How - Utilising our combined business, hospitality and catering experience and using local produce and wide network of suppliers we aim to open a unique country pub . We will attract customers using a range of marketing and social media platforms.

Why - Our vision is to restore The Radnor Arms to being the centre of community life. To bring employment and tourism back to Coleshill and produce great food using seasonal produce from a range local artisan suppliers.


Obviously you can embellish with details on all the points.


Step 3 - Stand Out - What makes you different, what's your USP (unique selling point)? This is probably the most important factor you can emphasise. It could be something as simple as your drive, determination, personality and experience. Most angel investors invest in people as much as an idea or concept.
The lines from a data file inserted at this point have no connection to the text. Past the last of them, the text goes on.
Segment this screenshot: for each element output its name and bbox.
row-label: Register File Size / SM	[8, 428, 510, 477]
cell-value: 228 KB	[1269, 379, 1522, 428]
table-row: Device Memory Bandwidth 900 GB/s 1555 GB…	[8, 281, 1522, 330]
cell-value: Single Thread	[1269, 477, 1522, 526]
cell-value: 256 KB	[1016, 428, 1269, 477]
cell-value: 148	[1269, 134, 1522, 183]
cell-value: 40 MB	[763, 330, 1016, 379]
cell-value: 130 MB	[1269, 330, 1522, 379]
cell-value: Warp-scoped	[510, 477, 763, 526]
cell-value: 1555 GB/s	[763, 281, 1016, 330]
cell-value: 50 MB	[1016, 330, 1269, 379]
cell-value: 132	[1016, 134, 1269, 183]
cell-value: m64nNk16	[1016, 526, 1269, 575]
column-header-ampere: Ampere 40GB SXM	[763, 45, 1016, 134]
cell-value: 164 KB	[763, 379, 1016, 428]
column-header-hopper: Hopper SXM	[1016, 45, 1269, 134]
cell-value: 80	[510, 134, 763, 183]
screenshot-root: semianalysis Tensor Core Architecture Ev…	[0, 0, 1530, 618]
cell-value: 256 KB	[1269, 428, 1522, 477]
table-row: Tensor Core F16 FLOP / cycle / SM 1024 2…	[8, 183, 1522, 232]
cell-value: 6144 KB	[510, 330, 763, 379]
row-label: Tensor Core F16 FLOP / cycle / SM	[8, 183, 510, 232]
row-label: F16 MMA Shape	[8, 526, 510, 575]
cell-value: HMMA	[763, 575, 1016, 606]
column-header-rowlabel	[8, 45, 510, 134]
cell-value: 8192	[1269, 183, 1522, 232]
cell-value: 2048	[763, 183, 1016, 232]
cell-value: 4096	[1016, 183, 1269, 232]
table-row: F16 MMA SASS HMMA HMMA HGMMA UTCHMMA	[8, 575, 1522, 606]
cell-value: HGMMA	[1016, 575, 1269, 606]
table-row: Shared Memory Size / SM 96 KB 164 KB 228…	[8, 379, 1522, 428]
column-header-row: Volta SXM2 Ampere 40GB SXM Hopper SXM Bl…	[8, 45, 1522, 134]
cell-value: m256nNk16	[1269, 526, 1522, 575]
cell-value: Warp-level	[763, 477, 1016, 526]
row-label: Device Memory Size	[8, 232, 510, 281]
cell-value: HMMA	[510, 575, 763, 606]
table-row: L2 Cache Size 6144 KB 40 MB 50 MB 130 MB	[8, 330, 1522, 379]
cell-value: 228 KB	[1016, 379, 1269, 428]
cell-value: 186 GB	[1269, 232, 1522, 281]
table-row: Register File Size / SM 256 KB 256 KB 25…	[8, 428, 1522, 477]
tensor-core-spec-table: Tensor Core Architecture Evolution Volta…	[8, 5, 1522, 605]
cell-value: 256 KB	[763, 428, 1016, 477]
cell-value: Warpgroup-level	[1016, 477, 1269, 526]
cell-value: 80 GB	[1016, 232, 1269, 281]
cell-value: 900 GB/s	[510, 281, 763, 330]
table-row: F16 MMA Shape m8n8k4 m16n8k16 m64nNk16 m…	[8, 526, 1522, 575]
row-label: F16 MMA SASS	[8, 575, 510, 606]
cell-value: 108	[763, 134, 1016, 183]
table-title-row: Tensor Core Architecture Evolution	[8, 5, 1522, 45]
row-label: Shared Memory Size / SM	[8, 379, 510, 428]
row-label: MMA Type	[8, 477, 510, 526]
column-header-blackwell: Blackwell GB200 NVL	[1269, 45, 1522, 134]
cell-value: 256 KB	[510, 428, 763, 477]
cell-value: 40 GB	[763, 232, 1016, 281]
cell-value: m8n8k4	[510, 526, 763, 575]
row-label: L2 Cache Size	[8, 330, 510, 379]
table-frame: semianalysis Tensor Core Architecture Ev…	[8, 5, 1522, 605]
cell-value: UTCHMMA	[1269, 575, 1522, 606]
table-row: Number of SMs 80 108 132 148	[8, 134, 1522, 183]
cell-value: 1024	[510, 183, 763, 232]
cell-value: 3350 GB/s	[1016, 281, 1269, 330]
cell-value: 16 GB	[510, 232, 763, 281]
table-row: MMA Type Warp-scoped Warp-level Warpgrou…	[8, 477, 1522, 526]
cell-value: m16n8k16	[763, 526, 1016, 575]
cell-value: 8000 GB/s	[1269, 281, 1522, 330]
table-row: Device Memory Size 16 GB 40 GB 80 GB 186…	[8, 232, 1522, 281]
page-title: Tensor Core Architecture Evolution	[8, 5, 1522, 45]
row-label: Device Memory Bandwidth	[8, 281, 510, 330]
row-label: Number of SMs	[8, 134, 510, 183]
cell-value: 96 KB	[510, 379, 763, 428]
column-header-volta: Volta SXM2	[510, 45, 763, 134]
But ideally the idea also needs to be unique and deliverable.


Step 4 - Marketing - how are you going to attract your customers, what medium will you use, do you understand social media, what's the competition doing etc. there's no excuses, there's tons of great free advice out there on you tube etc.


Step 5 - Get Real - don't embellish on facts and figures, know your market, research the competition, understand your finances, forecast income, know how to read a set of company accounts and don't be a dreamer. Above all get real and don't under estimate, it always costs more than you think to set up a business and attract new customers. Have a contingency fund of around 20% if you need capital investment.


Step 6 - Figures - I'll say it again, know your figures, use income and expenditure forecasts i.e. what will it cost to buy and how much and how many will you need to sell. All businesses are essentially income minus expenditure. Think about all the other associated costs there are (write them down) - staff, overheads, accountant, repairs, training, insurance, rent etc and the dreaded VAT! This list is extensive, so don't underestimate, it's why 80% business fail in the UK within the first 18 months. Most people kid themselves they don't exist so they can push the plan through and bang it all goes pear shape.


Step 7 - Get used to making mistakes, embrace them, learn and move on. Most entrepreneurs don't dwell on a mistake and they are constantly looking for free advise (or the easy path) to guide them. More often they ask for advise and do something completely different or unexpected, but that's why they stand out.


Finally - Be Proud - it's tough to start a business, so be proud, you'll be one of the SME's who contribute to over 60% of employment in the UK today. It's not easy but being your own boss is very liberating.